Wax optionally integrates with the miette crate, which can be used to capture and display diagnostics. This can be useful for reporting errors to users that provide glob expressions.

Error: glob::rule

  x invalid glob expression: adjacent zero-or-more wildcards `*` or `$` in alternative
   ,----
 1 | doc/**/*{.md,.tex,*.txt}
   :        |^^^^^^^^|^^^^^^^
   :        |        | `-- here
   :        |        `-- in this alternative
   :        `-- here
   `----

Diagnostics are disabled by default and can be enabled with the diagnostics feature. This can be done via Cargo in a crate's Cargo.toml file.

[dependency.wax]
version = "^0.0.0"
features = ["diagnostics"]

Unsupported Path Features

Any components not recognized as separators nor patterns are interpreted as literals. In combination with strict rules, this means some platform-specific path features cannot be used directly in globs. This limitation is by design and additional code may be necessary to bridge this gap for some use cases.

Partitioning and Semantic Literals

Globs support no notion of a current or parent directory. The path components . and .. are interpreted as literals and only match paths with the corresponding components (even on Unix and Windows). For example, the glob src/../*.rs matches the path src/../lib.rs but does not match the path lib.rs.

Parent directory components have unclear meaning and far less utility when they follow patterns in a glob. However, such components are intuitive and are often important for escaping a working directory when they precede patterns (i.e., as a prefix). For example, the glob ../src/**/*.rs has more obvious meaning than the glob src/**/../*.rs. As seen above though, the first glob would only match the literal path component .. and not paths that replace this with a parent directory.

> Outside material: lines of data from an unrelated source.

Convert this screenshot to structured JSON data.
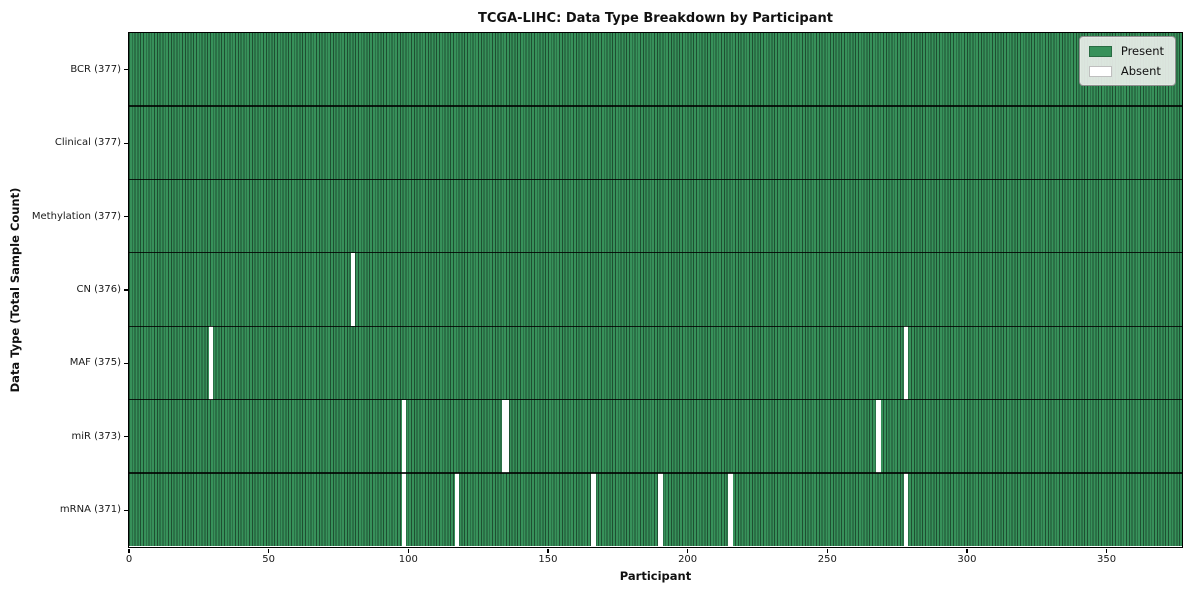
{
  "chart_data": {
    "type": "heatmap",
    "title": "TCGA-LIHC: Data Type Breakdown by Participant",
    "xlabel": "Participant",
    "ylabel": "Data Type (Total Sample Count)",
    "x_ticks": [
      0,
      50,
      100,
      150,
      200,
      250,
      300,
      350
    ],
    "x_range": [
      0,
      377
    ],
    "n_participants": 377,
    "grid": false,
    "legend_position": "upper right",
    "colors": {
      "present": "#37915a",
      "absent": "#ffffff",
      "cell_border": "rgba(0,0,0,0.45)",
      "row_separator": "#000000",
      "plot_border": "#000000"
    },
    "rows": [
      {
        "data_type": "BCR",
        "label": "BCR (377)",
        "total_samples": 377,
        "absent_participants": []
      },
      {
        "data_type": "Clinical",
        "label": "Clinical (377)",
        "total_samples": 377,
        "absent_participants": []
      },
      {
        "data_type": "Methylation",
        "label": "Methylation (377)",
        "total_samples": 377,
        "absent_participants": []
      },
      {
        "data_type": "CN",
        "label": "CN (376)",
        "total_samples": 376,
        "absent_participants": [
          80
        ]
      },
      {
        "data_type": "MAF",
        "label": "MAF (375)",
        "total_samples": 375,
        "absent_participants": [
          29,
          278
        ]
      },
      {
        "data_type": "miR",
        "label": "miR (373)",
        "total_samples": 373,
        "absent_participants": [
          98,
          134,
          135,
          268
        ]
      },
      {
        "data_type": "mRNA",
        "label": "mRNA (371)",
        "total_samples": 371,
        "absent_participants": [
          98,
          117,
          166,
          190,
          215,
          278
        ]
      }
    ],
    "legend": [
      {
        "label": "Present",
        "color": "#37915a"
      },
      {
        "label": "Absent",
        "color": "#ffffff"
      }
    ]
  }
}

Glob::partitioned can be used to parse glob expressions that contain semantic components that precede patterns and would be interpreted as literals (namely ..). Glob::partitioned partitions a glob expression into an invariant PathBuf prefix and a variant Glob postfix. Here, invariant means that the partition contains no glob patterns and resolves the same literal paths on the target platform's file system (has invariant literals and/or case sensitivity). The path can be used as needed in combination with the glob.

use std::path::Path;
use wax::Glob;

let path = Path::new("."); // Working directory.
let (prefix, glob) = Glob::partitioned("../site/img/*.{jpg,png}").unwrap();
for entry in glob.walk(path.join(prefix), usize::MAX) {
    // ...
}

Additionally, Glob::has_semantic_literals can be used to detect literal components in a glob that have special semantics on the target platform.

use wax::Glob;

let glob = Glob::new("../**/src/**/main.rs").unwrap();
assert!(glob.has_semantic_literals());

Schemes and Prefixes

While globs can be rooted, they cannot include schemes nor Windows path prefixes. For example, the Windows UNC share path \\server\share\src cannot be represented directly as a glob.

This can be limiting, but the design of Wax explicitly forbids this: Windows prefixes and other volume components are not portable. Instead, when this is needed, an additional native path or working directory can be used, such as the --tree option provided by Nym. In most contexts, globs are applied relative to some such working directory.

Encoding

Globs operate exclusively on UTF-8 encoded text. However, this encoding is not used for file names and paths on all platforms. Wax uses the EncodedPath type to re-encode native paths via lossy conversions that use Unicode replacement codepoints whenever a part of a path cannot be represented as valid UTF-8. On some platforms these conversions are always no-ops. In practice, the overwhelming majority of paths can be losslessly encoded in UTF-8 and paths that cannot rarely match incorrectly due to replacement characters.